Analogy to Japan: If the US manages to create/upgrade manufacturing and and reduce current account deficits (fiscal deficits sadly are here to stay until taxes are raised again), then Japan is the better analogy: currency stays weak, and if the US can, it pursues a mercantilist export-led strategy and slowly improves its NIIP. This doesn't seem too likely. Beyond banking/deleveraging, Japan isn't the right analogy (the demographics of their cultural habits and population are too different - Americans are much more like spendthrift Brits). One of the best macro books on Japan is Koo's "Balance Sheet Recession", with a review here.

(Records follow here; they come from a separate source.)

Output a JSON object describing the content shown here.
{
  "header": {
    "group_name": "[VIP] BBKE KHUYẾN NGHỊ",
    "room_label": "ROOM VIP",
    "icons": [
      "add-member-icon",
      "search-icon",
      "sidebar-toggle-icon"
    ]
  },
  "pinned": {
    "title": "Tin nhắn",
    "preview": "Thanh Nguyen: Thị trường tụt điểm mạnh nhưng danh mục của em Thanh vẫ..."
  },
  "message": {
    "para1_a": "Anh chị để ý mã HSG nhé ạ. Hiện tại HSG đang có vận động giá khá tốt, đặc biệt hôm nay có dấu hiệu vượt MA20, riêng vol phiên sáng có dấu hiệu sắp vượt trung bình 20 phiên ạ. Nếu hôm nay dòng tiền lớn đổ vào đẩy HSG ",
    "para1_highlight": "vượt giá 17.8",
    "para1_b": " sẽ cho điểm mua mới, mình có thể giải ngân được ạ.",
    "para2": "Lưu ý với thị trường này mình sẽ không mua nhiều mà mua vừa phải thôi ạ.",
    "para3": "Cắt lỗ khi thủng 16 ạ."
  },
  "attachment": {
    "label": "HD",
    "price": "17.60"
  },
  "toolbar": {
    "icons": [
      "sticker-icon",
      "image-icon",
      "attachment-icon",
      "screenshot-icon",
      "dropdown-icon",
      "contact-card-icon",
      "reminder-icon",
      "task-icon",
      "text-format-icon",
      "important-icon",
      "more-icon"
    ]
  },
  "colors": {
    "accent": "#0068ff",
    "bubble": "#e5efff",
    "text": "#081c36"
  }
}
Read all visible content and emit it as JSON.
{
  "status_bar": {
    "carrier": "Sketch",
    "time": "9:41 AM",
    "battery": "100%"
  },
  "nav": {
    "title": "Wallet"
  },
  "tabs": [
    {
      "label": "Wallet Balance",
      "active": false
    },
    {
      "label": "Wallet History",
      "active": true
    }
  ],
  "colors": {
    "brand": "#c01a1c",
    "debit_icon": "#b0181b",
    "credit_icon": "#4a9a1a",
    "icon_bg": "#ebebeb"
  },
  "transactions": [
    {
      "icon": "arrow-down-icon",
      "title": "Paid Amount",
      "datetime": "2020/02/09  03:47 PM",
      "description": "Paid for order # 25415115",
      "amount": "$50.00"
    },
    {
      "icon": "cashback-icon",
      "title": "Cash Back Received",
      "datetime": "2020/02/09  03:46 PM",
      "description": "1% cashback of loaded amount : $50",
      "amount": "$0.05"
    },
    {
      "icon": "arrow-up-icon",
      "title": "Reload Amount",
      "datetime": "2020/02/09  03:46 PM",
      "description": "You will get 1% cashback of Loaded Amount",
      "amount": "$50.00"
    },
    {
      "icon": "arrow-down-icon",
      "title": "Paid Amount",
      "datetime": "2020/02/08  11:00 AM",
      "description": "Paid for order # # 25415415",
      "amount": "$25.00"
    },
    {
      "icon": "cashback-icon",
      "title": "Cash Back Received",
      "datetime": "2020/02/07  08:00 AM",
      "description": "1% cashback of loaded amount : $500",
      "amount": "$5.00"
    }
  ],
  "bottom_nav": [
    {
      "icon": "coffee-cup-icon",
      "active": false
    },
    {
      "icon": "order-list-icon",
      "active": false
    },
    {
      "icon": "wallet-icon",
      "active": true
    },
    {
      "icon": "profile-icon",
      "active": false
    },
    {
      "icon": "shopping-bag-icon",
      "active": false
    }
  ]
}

Promising Macro Themes: I am most positive about mid to large corporations in the Anglo-American countries (UK-US-Canada-Australia, or GBP-USD-CAN-AUS, or GUCA countries), which do heavy business in the BICA countries (Brazil, India, China, and Greater Asia which includes Malaysia, Indonesia, Vietnam, etc.). But even multinationals can get screwed in BICA countries, and the Danone/Wahaha example is only one of many. Sorry to throw around the acronyms, but I will start referring to GUCA and BICA, and throw out the silly BRIC acronym (because Russia is worthless, a dead end). I trust GUCA corporations/jurisdictions more than the BICA, but BICA is where the growth is. Also, high-tech in GUCA will always do well, as there will always be more Googles, Apples, RIMMs, etc. every decade to keep the engines going.
Bottom Line: In investing, you have to follow the social and economic demographics about where wealth is created. Today, that means tech in the west and goods in the east. Buy GUCA companies that focus on BICA countries, or GUCA companies that innovate through tech.